Wild Tales revels in brutal absurdity—from “Road to Hell,” about extreme road rage on a desolate stretch of highway, to “Bombita,” about a demolitions expert whose life is ruined by a corrupt city towing company. A minimum of backstory is required. It’s enough to watch some over-the-top comeuppance; the aggrieved totally losing it—as in “The Rats,” when a waitress is confronted by a Mafioso who bankrupted her father and drove him to suicide. As the grizzled old cook asks, “Your dad kills himself because of this guy, and you’re just going to insult him?” before taking a box of rat poison out of a cupboard.

In the last (and arguably best) of the six short films, "'Til Death Do Us Part," a bride learns at her lavish wedding ceremony that her new husband has invited his mistress along. More than tears are shed, I'll reveal that much, and in a film with so much fine acting, Érica Rivas (as the jilted bride) turns in a truly stunning performance.
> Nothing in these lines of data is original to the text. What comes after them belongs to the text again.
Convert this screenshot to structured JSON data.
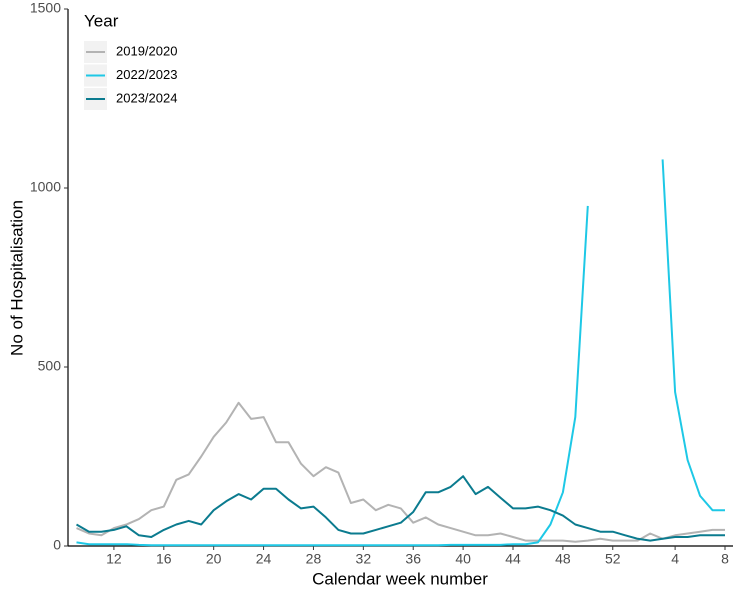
{
  "chart_data": {
    "type": "line",
    "xlabel": "Calendar week number",
    "ylabel": "No of Hospitalisation",
    "legend_title": "Year",
    "legend": "top-left",
    "grid": false,
    "categories": [
      null,
      null,
      null,
      12,
      null,
      null,
      null,
      16,
      null,
      null,
      null,
      20,
      null,
      null,
      null,
      24,
      null,
      null,
      null,
      28,
      null,
      null,
      null,
      32,
      null,
      null,
      null,
      36,
      null,
      null,
      null,
      40,
      null,
      null,
      null,
      44,
      null,
      null,
      null,
      48,
      null,
      null,
      null,
      52,
      null,
      null,
      null,
      null,
      4,
      null,
      null,
      null,
      8
    ],
    "ylim": [
      0,
      1500
    ],
    "yticks": [
      0,
      500,
      1000,
      1500
    ],
    "series": [
      {
        "name": "2019/2020",
        "color": "#b3b3b3",
        "values": [
          50,
          35,
          30,
          50,
          60,
          75,
          100,
          110,
          185,
          200,
          250,
          305,
          345,
          400,
          355,
          360,
          290,
          290,
          230,
          195,
          220,
          205,
          120,
          130,
          100,
          115,
          105,
          65,
          80,
          60,
          50,
          40,
          30,
          30,
          35,
          25,
          15,
          15,
          15,
          15,
          12,
          15,
          20,
          15,
          15,
          15,
          35,
          20,
          30,
          35,
          40,
          45,
          45
        ]
      },
      {
        "name": "2022/2023",
        "color": "#1ec8e6",
        "values": [
          10,
          5,
          5,
          5,
          5,
          3,
          2,
          2,
          2,
          2,
          2,
          2,
          2,
          2,
          2,
          2,
          2,
          2,
          2,
          2,
          2,
          2,
          2,
          2,
          2,
          2,
          2,
          2,
          2,
          2,
          3,
          3,
          3,
          3,
          3,
          5,
          5,
          10,
          60,
          150,
          360,
          950,
          null,
          null,
          null,
          null,
          null,
          1080,
          430,
          240,
          140,
          100,
          100
        ]
      },
      {
        "name": "2023/2024",
        "color": "#0b7b8f",
        "values": [
          60,
          40,
          40,
          45,
          55,
          30,
          25,
          45,
          60,
          70,
          60,
          100,
          125,
          145,
          130,
          160,
          160,
          130,
          105,
          110,
          80,
          45,
          35,
          35,
          45,
          55,
          65,
          95,
          150,
          150,
          165,
          195,
          145,
          165,
          135,
          105,
          105,
          110,
          100,
          85,
          60,
          50,
          40,
          40,
          30,
          20,
          15,
          20,
          25,
          25,
          30,
          30,
          30
        ]
      }
    ]
  }
}
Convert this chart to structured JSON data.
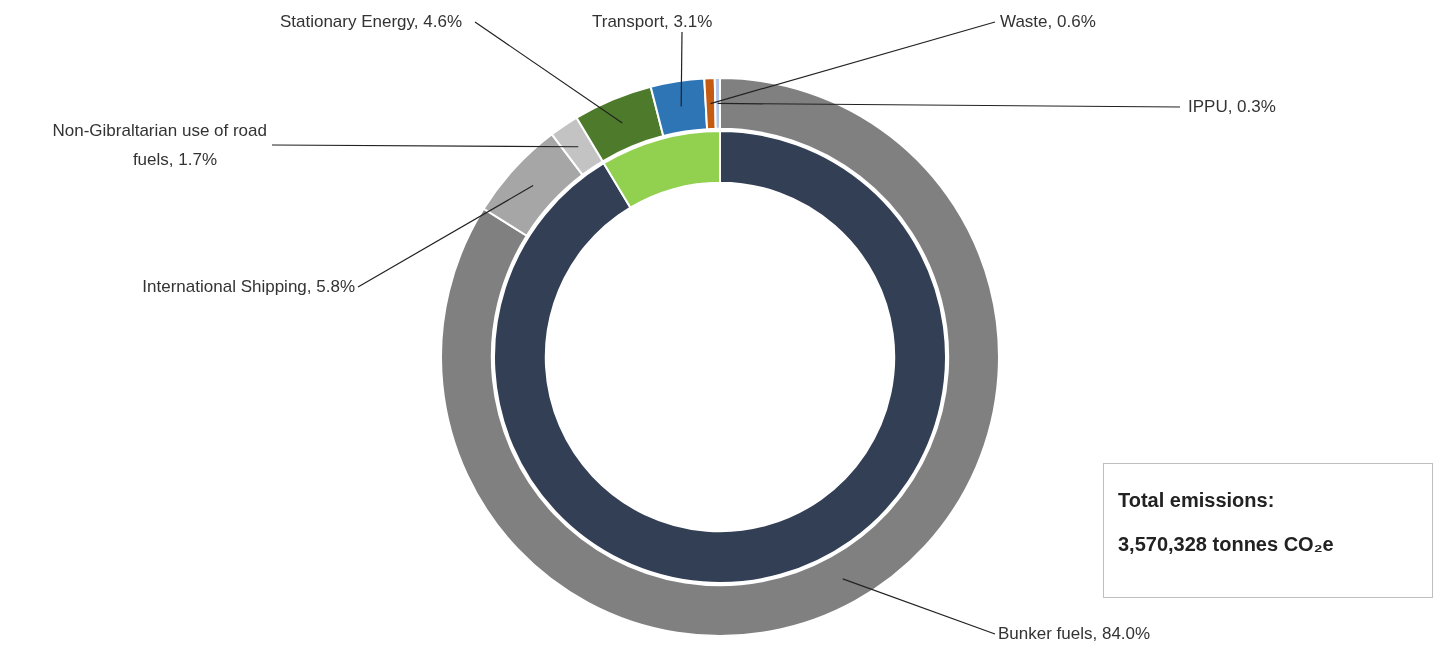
{
  "chart_data": [
    {
      "type": "donut",
      "categories": [
        "Bunker fuels",
        "International Shipping",
        "Non-Gibraltarian use of road fuels",
        "Stationary Energy",
        "Transport",
        "Waste",
        "IPPU"
      ],
      "values": [
        84.0,
        5.8,
        1.7,
        4.6,
        3.1,
        0.6,
        0.3
      ],
      "colors": [
        "#808080",
        "#a6a6a6",
        "#c3c3c3",
        "#4e7b2b",
        "#2e75b6",
        "#c55a11",
        "#b4c7e7"
      ],
      "value_labels": [
        "84.0%",
        "5.8%",
        "1.7%",
        "4.6%",
        "3.1%",
        "0.6%",
        "0.3%"
      ],
      "legend": false,
      "annotations": [
        "Total emissions:",
        "3,570,328 tonnes CO₂e"
      ]
    },
    {
      "type": "donut",
      "categories": [
        null,
        null
      ],
      "values": [
        91.4,
        8.6
      ],
      "colors": [
        "#333f55",
        "#92d050"
      ],
      "legend": false
    }
  ]
}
If there's a moral, it's something about unintended consequences: the wealthy father in "The Deal" who pays off a day-laborer to take the fall for his son after a deadly drunk driving accident inadvertently gets the day-laborer killed, as the waitress in "The Rats" nearly kills the Mafioso's son. We all understand the frustrations of bureaucracy in "Bombita," or the taunting insult that sets things off in "Road to Hell," so what we're left with is the thrill of total unhinged rage.

It's easy to understand why Wild Tales has broken Argentine box-office records: beautifully scripted and shot, wonderfully acted, and totally unnerving and hilarious.